Reste que « le Sydemer a 2 ans pour trouver un site », rappelle son président. Peut-être deux en réalité puisque le projet prévoit deux étapes pouvant être regroupés ou non. En tout cas, à placer hors des zones naturelles et agricoles préservées : 15 ha d’usine de prétraitement et 20 à 35 ha de zone de stockage. L’implantation de l’usine décidera de la seconde. Cet automne 2014 verra l’identification d’une dizaine de sites avant, courant 2015, d’en retenir trois. « Dans l’idéal, l’usine sera opérationnelle d’ici 10 ans. La fin du mandat actuel devrait voir l’appel d’offres lancé. » Bien sûr, comme pour une autoroute et malgré 70 emplois (directs ou par délégation au privé, à déterminer), tout le monde en aura besoin sans le vouloir chez soit. « En Allemagne, on trouve des usines de traitement en centre-ville, constate Eric Berlivet, nous, nous visons une zone d’activités. Il y aura des concertations, tout le monde pourra échanger et donner une meilleure solution s’il y a en une autre qu’arrêter de consommer…» Le Sydemer en a bien conscience : il doit marcher sur des œufs, le dossier pouvant s’avérer explosif même s’« il n’y aura pas de brûlage, rappelle A. Marquet.
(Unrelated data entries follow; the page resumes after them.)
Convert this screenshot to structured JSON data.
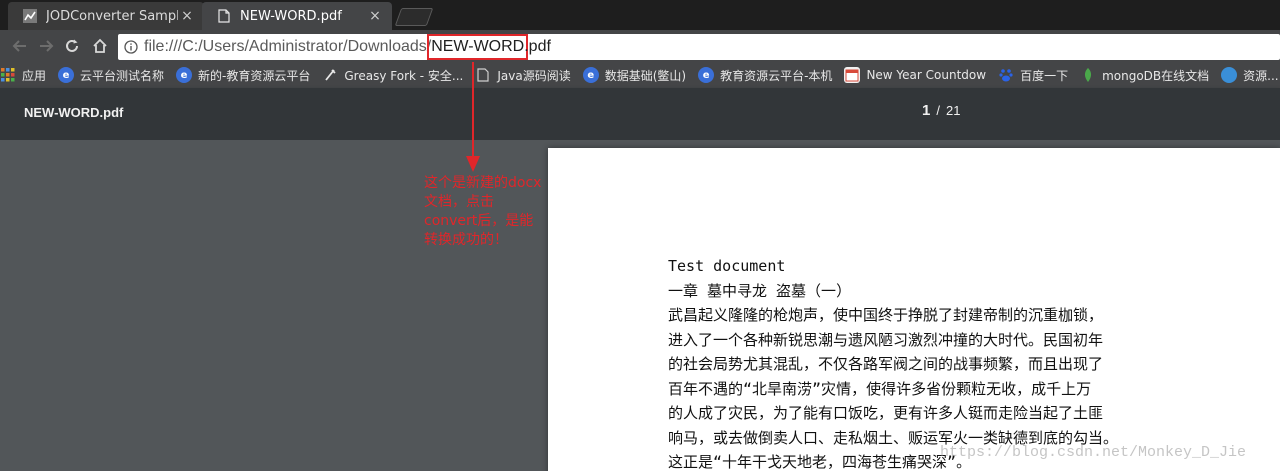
{
  "tabs": [
    {
      "title": "JODConverter Sample",
      "close": "×",
      "favicon": "jodconverter-icon"
    },
    {
      "title": "NEW-WORD.pdf",
      "close": "×",
      "favicon": "document-icon"
    }
  ],
  "address": {
    "url_prefix": "file:///C:/Users/Administrator/Downloads/",
    "url_highlight": "NEW-WORD",
    "url_suffix": ".pdf"
  },
  "bookmarks": [
    {
      "label": "应用",
      "icon": "apps-grid-icon",
      "color": "#e0a030"
    },
    {
      "label": "云平台测试名称",
      "icon": "globe-icon",
      "color": "#3a6fd8"
    },
    {
      "label": "新的-教育资源云平台",
      "icon": "globe-icon",
      "color": "#3a6fd8"
    },
    {
      "label": "Greasy Fork - 安全...",
      "icon": "greasyfork-icon",
      "color": "#888888"
    },
    {
      "label": "Java源码阅读",
      "icon": "page-icon",
      "color": "#cccccc"
    },
    {
      "label": "数据基础(鳖山)",
      "icon": "globe-icon",
      "color": "#3a6fd8"
    },
    {
      "label": "教育资源云平台-本机",
      "icon": "globe-icon",
      "color": "#3a6fd8"
    },
    {
      "label": "New Year Countdow",
      "icon": "calendar-icon",
      "color": "#d84a3a"
    },
    {
      "label": "百度一下",
      "icon": "baidu-icon",
      "color": "#2b63e8"
    },
    {
      "label": "mongoDB在线文档",
      "icon": "leaf-icon",
      "color": "#4aa84a"
    },
    {
      "label": "资源...",
      "icon": "globe-icon",
      "color": "#3a8fd8"
    }
  ],
  "pdf": {
    "title": "NEW-WORD.pdf",
    "current_page": "1",
    "separator": "/",
    "total_pages": "21"
  },
  "document": {
    "lines": [
      "Test document",
      "一章 墓中寻龙 盗墓（一）",
      "武昌起义隆隆的枪炮声，使中国终于挣脱了封建帝制的沉重枷锁，",
      "进入了一个各种新锐思潮与遗风陋习激烈冲撞的大时代。民国初年",
      "的社会局势尤其混乱，不仅各路军阀之间的战事频繁，而且出现了",
      "百年不遇的“北旱南涝”灾情，使得许多省份颗粒无收，成千上万",
      "的人成了灾民，为了能有口饭吃，更有许多人铤而走险当起了土匪",
      "响马，或去做倒卖人口、走私烟土、贩运军火一类缺德到底的勾当。",
      "这正是“十年干戈天地老，四海苍生痛哭深”。"
    ]
  },
  "watermark": "https://blog.csdn.net/Monkey_D_Jie",
  "annotation": {
    "lines": [
      "这个是新建的docx",
      "文档，点击",
      "convert后，是能",
      "转换成功的！"
    ],
    "color": "#e0262a"
  }
}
Mais la peur de l’inconnu fait que… »
Certes, le Sydemer assure « ne rien n’exclure » quant à son choix futur. Cependant, ces implantations ne pourront être loin d’une desserte routière efficace. Ni même à trop grande distance du principal fournisseur en déchets : Saint-Etienne Métropole. C’est donc sur son territoire ou en sud Forez que l’implantation est la plus probable.

Xavier Alix


(1) Syndicat mixte d’étude pour le traitement des Déchets Ménagers et assimilés résiduels du Stéphanois et du Montbrisonnais


Le projet de remplacement

Vice-président du Sydemer, Alain Marquet avertit que « des ajustements sont possibles, le choix pris reste adaptable aux fréquentes évolutions technologiques et de normes. » En juillet 2012, le Sydemer a fait le choix d’un équipement (que nous avions détaillé dans notre édition du 20 juillet 2012) valorisant au maximum les déchets ménagers résiduels avec la création d’une usine de 15 ha coûtant autour de 100 M€ chargée du prétraitement mécano biologique débouchant sur une méthanisation et la préparation de combustibles solides de récupération (« étapes 1 et 2 »). Usine couplée avec l’implantation pour environ 150 M€ d’une installation de stockage de 20 à 35 ha, dit « étape 3 » afin d’enfouir la part résiduelle.